Curules I nuovi aediles curules si affiancarono ai successori degli edili primitivi nel 367, mantenendosi da questi distinti sia formalmente, poiché eletti nei comitia tributa, sia istituzionalmente, per rango, segni onorifici e poteri maggiori. Le due coppie perciò non costituirono mai un collegio unificato, pur quando si giunse ad ammettere anche i plebei ai due posti di edili curuli. Competenze comuni: cura Urbis, poteri di vigilanza e di polizia sulla viabilità, i luoghi pubblici, gli acquedotti, gli edifici aperti al pubblico, i lupanari, le terme e la direzione delle misure antincendio e della nettezza urbana; cura annonae, soprintendenza sui mercati, controllando la qualità delle merci, i prezzi, i pesi e le misure, garantire l’approvvigionamento ordinario e straordinario; cura ludorum, organizzazione delle più importanti feste pubbliche, ad eccezione dei ludi Apollinares, di competenza del pretore urbano; ciò divenne uno strumento non secondario di propaganda politica e personale per acquisire il favore degli elettori. Gli edili curuli avevano in più funzioni giurisdizionali in materia di controversie relative alle operazioni commerciali sui mercati.

Tresviri capitales o nocturni Funzioni inferiori Prima di accedere alla questura si esercitava qualcuna delle funzioni ausiliarie delle magistrature, i cui titolari erano definiti globalmente vigintisexviri. Prove certe della loro esistenza si hanno a partire dagli inizi del III secolo a.C. Tresviri capitales o nocturni In origine funzionari di polizia alle dipendenze del pretore, creati per combattere il dilagare della delinquenza comune Eletti nei comitia tributa, perseguivano i criminali e nei confronti degli appartenenti ai più umili strati sociali esercitavano una sorta di giustizia di polizia: gli arrestati riconosciuti colpevoli erano messi da loro a morte mediante strangolamento, gli altri, sottoposti a un sommario processo, se giudicati colpevoli erano consegnati al carnefice. Dirigevano inoltre le prigioni della città.
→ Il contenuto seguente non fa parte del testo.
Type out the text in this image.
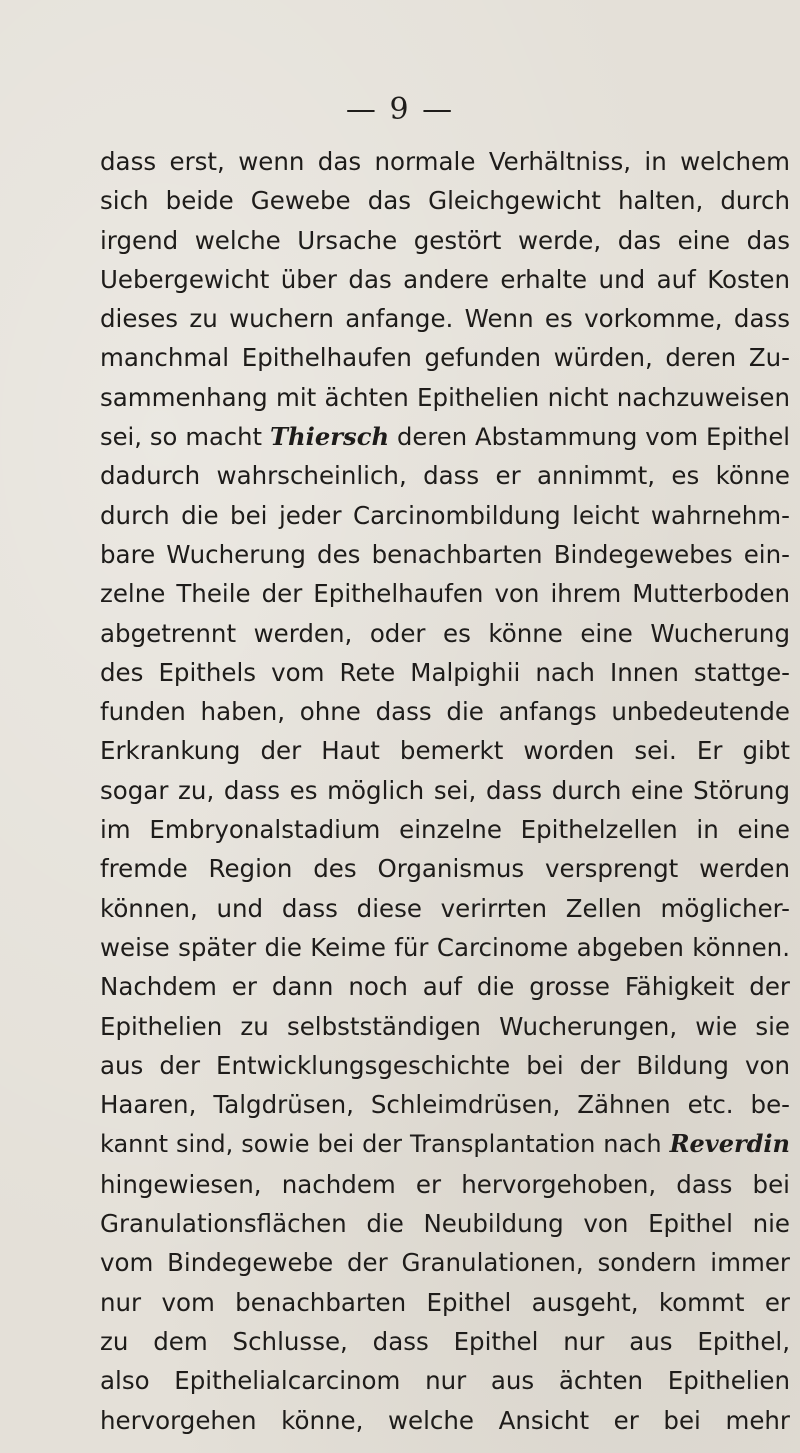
— 9 —
dass erst, wenn das normale Verhältniss, in welchem
sich beide Gewebe das Gleichgewicht halten, durch
irgend welche Ursache gestört werde, das eine das
Uebergewicht über das andere erhalte und auf Kosten
dieses zu wuchern anfange. Wenn es vorkomme, dass
manchmal Epithelhaufen gefunden würden, deren Zu-
sammenhang mit ächten Epithelien nicht nachzuweisen
sei, so macht Thiersch deren Abstammung vom Epithel
dadurch wahrscheinlich, dass er annimmt, es könne
durch die bei jeder Carcinombildung leicht wahrnehm-
bare Wucherung des benachbarten Bindegewebes ein-
zelne Theile der Epithelhaufen von ihrem Mutterboden
abgetrennt werden, oder es könne eine Wucherung
des Epithels vom Rete Malpighii nach Innen stattge-
funden haben, ohne dass die anfangs unbedeutende
Erkrankung der Haut bemerkt worden sei. Er gibt
sogar zu, dass es möglich sei, dass durch eine Störung
im Embryonalstadium einzelne Epithelzellen in eine
fremde Region des Organismus versprengt werden
können, und dass diese verirrten Zellen möglicher-
weise später die Keime für Carcinome abgeben können.
Nachdem er dann noch auf die grosse Fähigkeit der
Epithelien zu selbstständigen Wucherungen, wie sie
aus der Entwicklungsgeschichte bei der Bildung von
Haaren, Talgdrüsen, Schleimdrüsen, Zähnen etc. be-
kannt sind, sowie bei der Transplantation nach Reverdin
hingewiesen, nachdem er hervorgehoben, dass bei
Granulationsflächen die Neubildung von Epithel nie
vom Bindegewebe der Granulationen, sondern immer
nur vom benachbarten Epithel ausgeht, kommt er
zu dem Schlusse, dass Epithel nur aus Epithel,
also Epithelialcarcinom nur aus ächten Epithelien
hervorgehen könne, welche Ansicht er bei mehr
Quattuorviri praefecti iure dicundo Capuam Cumas. Eletti nei comitia tributa, erano delegati del pretore ad amministrare la giustizia in alcune città, come Capua, Cumae, Puteoli, Liternum, in cui per motivi politici si era deciso di istituire organi giurisdizionali operanti sotto il diretto controllo di Roma. Decemviri stlitibus iudicandis Costituivano un collegio che aveva competenze a giudicare in materia di schiavitù e di libertà. Tresviri aere argento auro flando feriundo Preposti alla coniazione delle monete bronzee e d’argento almeno dal 268 e di quelle d’oro solo da epoca sillana. Quattuorviri viis in urbe purgandis e duoviri viis extra urbem purgandis Ausiliari degli edili con compiti chiaramente definiti dalla loro denominazione. I duoviri extra urbem purgandis e i quattuorviri praefecti Capuam Cumas vennero aboliti da Augusto, per cui tali funzionari inferiori vennero da allora denominati nel complesso come vigintiviri.